Wednesday, January 05, 2011

Fly Lady is Dumb

It's a new year! So what does that mean? It means get organized! Stop snorting. It could happen. In my continuous quest to justify my SAHM-ness, I have been obsessively reading blogs this week. I'm searching for new routines. New file folders. New pretty smelling candles. New shampoo. Anything to change me into a mom fit for the pages of the Pottery Barn. After scouring the World Wide Web, I have come to one conclusion. The World Wide Web is full of NUTJOBS? Where do these women live? What do they slip into their children's nighttime glass o' water?
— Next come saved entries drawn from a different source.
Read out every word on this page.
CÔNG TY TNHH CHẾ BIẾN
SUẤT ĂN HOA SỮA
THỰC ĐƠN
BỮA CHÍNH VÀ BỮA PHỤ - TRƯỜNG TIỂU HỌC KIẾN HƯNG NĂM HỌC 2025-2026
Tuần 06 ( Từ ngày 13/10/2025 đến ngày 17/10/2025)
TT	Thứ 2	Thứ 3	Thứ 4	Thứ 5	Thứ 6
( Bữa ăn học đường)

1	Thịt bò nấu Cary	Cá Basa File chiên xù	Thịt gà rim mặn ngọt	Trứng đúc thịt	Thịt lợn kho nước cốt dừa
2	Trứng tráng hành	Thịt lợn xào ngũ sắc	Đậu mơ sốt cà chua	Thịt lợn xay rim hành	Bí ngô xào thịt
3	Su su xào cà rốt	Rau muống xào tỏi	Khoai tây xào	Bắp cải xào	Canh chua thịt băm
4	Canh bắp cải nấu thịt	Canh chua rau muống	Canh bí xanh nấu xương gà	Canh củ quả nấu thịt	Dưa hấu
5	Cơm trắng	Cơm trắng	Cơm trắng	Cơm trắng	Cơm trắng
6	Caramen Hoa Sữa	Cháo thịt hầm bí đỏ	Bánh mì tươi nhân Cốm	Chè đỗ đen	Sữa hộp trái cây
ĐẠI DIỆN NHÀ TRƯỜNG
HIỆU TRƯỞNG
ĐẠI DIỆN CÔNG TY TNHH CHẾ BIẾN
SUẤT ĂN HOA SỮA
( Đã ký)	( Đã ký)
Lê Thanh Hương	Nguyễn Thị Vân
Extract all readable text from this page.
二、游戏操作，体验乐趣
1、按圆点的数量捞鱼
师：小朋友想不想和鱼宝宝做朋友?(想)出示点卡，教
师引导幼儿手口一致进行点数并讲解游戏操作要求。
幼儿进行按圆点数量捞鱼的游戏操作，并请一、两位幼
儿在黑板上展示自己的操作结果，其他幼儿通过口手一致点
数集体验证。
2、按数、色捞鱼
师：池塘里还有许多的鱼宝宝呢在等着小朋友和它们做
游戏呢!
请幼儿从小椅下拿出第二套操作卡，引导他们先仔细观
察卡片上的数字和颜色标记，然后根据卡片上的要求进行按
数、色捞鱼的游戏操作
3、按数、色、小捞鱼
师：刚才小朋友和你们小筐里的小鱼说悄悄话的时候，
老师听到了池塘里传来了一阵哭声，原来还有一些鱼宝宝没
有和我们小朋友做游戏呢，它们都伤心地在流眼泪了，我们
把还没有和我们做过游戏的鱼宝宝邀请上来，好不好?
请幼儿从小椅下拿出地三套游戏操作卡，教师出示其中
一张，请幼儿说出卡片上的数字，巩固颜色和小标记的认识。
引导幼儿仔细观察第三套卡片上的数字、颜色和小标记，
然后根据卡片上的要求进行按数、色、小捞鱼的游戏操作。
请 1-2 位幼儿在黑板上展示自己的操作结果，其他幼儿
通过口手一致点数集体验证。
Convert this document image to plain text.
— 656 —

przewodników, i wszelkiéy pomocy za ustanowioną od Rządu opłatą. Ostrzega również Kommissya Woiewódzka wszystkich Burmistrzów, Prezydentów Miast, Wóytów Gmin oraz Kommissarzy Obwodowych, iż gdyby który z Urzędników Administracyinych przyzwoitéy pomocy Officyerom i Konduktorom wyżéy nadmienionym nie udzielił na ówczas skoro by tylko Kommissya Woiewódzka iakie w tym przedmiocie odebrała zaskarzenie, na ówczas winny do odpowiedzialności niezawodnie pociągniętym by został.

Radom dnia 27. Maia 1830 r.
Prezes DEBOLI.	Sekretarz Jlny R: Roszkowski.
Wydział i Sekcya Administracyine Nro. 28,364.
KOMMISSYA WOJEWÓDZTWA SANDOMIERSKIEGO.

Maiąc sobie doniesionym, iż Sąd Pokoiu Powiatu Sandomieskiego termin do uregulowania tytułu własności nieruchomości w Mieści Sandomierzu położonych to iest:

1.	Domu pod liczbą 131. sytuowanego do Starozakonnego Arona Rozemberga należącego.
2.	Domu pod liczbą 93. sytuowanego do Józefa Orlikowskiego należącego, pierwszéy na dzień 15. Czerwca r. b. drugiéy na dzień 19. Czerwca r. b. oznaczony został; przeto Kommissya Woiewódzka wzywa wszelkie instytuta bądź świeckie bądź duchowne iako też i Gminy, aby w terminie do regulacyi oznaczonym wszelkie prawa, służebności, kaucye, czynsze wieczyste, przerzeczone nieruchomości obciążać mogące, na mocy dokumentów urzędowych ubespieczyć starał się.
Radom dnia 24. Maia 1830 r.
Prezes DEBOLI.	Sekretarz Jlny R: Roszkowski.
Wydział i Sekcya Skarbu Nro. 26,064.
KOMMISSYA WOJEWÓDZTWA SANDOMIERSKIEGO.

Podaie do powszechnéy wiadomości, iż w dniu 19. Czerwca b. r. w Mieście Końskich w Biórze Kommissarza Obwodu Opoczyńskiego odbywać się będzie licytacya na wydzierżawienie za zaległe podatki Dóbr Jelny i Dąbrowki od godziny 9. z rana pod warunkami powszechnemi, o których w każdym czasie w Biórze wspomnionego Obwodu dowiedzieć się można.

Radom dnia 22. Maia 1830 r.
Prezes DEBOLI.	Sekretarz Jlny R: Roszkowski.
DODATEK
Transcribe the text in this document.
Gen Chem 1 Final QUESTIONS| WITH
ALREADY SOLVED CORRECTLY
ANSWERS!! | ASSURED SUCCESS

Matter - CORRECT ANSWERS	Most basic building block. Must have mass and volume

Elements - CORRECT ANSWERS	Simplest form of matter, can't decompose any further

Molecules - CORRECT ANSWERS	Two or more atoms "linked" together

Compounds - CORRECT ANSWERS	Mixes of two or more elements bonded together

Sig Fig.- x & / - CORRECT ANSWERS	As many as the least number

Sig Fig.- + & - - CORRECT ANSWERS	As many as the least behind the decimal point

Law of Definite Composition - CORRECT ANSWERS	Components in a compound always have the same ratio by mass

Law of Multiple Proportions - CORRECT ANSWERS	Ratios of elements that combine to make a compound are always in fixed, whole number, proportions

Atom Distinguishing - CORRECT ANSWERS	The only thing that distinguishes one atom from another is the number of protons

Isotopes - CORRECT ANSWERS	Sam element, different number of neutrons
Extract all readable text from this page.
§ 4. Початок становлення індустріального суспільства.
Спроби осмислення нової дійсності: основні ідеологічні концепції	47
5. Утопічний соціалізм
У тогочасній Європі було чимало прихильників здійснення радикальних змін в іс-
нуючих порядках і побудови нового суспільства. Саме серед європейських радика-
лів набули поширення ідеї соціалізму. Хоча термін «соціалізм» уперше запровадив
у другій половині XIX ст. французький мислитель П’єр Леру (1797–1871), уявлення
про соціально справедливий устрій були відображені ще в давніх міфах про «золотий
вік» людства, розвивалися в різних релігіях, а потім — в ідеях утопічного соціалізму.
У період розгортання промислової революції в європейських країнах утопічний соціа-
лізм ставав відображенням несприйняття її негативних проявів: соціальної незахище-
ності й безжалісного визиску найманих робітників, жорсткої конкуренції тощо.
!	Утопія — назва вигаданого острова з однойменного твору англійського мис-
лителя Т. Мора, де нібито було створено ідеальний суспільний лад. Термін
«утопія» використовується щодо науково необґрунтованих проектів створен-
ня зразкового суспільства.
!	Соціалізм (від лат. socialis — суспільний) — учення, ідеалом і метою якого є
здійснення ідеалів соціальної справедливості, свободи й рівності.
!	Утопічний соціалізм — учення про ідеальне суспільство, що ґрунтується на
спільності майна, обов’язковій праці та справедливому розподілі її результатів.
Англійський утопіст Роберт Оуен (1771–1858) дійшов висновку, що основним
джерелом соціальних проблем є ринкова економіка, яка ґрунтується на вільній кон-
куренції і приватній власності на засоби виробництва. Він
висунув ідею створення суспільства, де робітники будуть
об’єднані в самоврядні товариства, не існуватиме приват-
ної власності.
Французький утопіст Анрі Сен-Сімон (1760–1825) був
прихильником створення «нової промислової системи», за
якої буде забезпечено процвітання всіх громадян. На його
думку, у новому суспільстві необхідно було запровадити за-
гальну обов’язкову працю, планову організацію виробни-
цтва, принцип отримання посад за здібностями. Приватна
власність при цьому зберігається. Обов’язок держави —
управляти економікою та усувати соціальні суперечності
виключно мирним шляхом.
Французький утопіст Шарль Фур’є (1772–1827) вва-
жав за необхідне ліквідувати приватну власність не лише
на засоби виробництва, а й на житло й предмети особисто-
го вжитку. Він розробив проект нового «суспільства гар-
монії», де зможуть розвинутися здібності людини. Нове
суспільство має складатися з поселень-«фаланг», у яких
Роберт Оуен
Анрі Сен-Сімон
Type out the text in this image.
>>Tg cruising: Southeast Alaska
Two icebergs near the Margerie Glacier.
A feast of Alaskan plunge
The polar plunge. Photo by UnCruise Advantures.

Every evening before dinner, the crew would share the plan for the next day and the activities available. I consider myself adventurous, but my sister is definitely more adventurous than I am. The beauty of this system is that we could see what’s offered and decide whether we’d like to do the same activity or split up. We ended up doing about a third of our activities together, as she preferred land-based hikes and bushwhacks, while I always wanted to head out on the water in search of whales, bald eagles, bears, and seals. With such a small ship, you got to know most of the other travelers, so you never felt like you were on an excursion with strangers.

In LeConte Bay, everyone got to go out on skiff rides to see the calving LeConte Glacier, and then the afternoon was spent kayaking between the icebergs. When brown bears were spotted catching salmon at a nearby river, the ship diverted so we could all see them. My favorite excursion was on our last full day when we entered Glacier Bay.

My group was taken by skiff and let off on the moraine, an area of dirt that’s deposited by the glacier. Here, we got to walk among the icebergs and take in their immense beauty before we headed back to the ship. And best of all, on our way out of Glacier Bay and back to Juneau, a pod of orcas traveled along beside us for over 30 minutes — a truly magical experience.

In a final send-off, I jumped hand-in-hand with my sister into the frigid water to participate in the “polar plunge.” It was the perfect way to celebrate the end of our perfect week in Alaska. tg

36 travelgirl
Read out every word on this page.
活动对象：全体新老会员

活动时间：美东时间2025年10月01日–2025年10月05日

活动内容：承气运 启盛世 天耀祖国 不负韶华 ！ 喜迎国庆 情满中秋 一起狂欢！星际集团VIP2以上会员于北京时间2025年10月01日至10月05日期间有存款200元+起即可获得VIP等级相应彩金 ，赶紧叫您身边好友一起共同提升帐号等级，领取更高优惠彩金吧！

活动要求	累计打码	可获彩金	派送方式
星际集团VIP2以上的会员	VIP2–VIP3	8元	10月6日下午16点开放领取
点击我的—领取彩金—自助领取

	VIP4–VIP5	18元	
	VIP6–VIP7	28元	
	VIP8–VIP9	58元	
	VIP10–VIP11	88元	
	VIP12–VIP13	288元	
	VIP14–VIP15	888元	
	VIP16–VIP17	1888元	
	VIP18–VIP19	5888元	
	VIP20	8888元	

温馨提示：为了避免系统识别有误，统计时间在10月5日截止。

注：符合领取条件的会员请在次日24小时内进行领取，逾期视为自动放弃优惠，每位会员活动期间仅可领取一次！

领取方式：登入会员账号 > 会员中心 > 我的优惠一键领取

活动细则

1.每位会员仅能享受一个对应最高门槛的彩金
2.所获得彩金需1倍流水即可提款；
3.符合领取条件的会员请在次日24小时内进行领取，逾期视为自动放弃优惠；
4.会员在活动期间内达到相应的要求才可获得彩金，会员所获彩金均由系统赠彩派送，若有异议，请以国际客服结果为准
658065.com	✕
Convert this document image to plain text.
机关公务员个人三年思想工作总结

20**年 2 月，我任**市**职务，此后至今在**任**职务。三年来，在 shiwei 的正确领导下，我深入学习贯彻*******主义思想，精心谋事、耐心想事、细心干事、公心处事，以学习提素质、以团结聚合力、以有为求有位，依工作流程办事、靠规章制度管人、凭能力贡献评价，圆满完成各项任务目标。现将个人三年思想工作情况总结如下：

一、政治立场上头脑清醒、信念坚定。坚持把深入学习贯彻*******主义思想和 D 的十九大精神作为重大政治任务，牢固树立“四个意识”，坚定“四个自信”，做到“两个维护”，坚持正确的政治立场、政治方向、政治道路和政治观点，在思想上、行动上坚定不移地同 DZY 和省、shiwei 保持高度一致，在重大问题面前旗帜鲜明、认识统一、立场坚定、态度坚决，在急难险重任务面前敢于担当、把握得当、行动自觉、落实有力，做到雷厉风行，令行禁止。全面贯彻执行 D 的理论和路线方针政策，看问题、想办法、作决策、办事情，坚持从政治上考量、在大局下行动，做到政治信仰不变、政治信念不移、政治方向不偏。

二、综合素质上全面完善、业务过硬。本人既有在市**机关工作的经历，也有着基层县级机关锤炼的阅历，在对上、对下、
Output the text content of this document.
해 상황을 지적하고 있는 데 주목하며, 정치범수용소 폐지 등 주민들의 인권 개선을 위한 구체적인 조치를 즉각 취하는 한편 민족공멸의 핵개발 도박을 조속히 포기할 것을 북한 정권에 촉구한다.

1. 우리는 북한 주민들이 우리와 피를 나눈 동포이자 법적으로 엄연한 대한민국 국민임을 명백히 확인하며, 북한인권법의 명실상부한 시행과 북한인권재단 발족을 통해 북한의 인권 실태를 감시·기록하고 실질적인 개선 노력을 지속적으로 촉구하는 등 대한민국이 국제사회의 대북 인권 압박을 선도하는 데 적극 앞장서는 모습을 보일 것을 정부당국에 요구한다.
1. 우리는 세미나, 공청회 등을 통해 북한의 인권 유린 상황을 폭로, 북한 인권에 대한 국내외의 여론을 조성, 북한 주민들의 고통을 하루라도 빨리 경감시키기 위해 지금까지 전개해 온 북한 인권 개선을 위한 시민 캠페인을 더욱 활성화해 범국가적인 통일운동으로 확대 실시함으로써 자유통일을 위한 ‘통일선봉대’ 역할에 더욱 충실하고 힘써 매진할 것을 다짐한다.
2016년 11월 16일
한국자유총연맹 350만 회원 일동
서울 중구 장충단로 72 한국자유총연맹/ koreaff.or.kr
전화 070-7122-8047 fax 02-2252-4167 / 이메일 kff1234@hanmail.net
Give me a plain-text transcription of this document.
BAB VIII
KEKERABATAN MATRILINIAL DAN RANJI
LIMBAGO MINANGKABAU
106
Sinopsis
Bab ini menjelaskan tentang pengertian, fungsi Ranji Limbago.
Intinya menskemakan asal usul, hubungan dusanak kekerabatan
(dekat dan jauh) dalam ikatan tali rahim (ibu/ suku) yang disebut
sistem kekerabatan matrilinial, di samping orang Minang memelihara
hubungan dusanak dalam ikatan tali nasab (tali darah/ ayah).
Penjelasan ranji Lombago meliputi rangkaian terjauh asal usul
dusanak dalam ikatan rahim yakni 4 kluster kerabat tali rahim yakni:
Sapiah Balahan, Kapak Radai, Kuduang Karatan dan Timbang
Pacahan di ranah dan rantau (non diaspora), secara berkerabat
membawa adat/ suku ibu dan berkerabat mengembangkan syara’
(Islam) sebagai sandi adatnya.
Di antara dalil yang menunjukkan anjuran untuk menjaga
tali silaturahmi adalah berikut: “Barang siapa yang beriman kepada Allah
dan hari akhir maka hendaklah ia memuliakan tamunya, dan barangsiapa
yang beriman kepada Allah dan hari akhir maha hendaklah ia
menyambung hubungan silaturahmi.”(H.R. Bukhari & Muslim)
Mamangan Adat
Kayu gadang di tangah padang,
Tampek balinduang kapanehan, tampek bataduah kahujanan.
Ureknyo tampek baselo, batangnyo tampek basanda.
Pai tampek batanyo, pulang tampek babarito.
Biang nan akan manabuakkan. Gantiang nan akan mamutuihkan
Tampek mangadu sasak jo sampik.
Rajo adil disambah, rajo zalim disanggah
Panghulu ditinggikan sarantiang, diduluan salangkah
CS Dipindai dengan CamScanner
Some lady tells me to make my bed as soon as my feet hit the floor. If I did that, there would be at least 2 children, a dog, and Tim's work clothes in it. I don't even know my left from my right when I first wake up. Who is going to be in my bedroom the makes it necessary to make the bed? Another tells me to gather my children for morning prayer time. I can't gather my children to eat candy together without flailing. Another tells me to unload the dishwasher within the first 5 minutes. Why? So you can load it on Minute 6? Yet another gives me a "First Five Minutes" list that says

1. Make bed.
2. Open shades.
3. Start load of laundry.
4. Unload dishwasher.
5. Take shower.

Seriously? Why would I open the shades BEFORE showering? So the neighbors can watch? My list would be more along the lines of

1. Tell Amelia to stop poking me. I know my alarm has been going off for 20 minutes.
2. Run to the bathroom like a new potty trained toddler.
3. Jump on Caroline's bed for 5 minutes until she falls out of it.
4. Brush my teeth and then realize I used Tim's toothbrush. Ew.
5. Fall asleep on the bathroom floor.

I really do want to be organized. Just not but whack-a-dos. I'll start by alphabetizing my liquor cabinet. That will make every morning go more smoothly.

Tuesday, January 04, 2011

Can You Keep A Secret?

So we're in that post-holiday hangover period. The Christmas decorations are half down, the laundry is half done, the house is half messy, and The Husband is all the way sick. Dying, if you ask him. He's planning the funeral. What I don't want to tell him is that due to my mad medical web-surfing skills I have diagnosed him with salmonella. He has every single symptom but the key is duration. Most run-of-the-mill stomach bugs only last 24-48 hours. The Husband is going on Day 6.

So let's all take a bloggy oath and NOT tell The Husband that he has salmonella. If he finds out, he'll start asking people to be his pall bearers.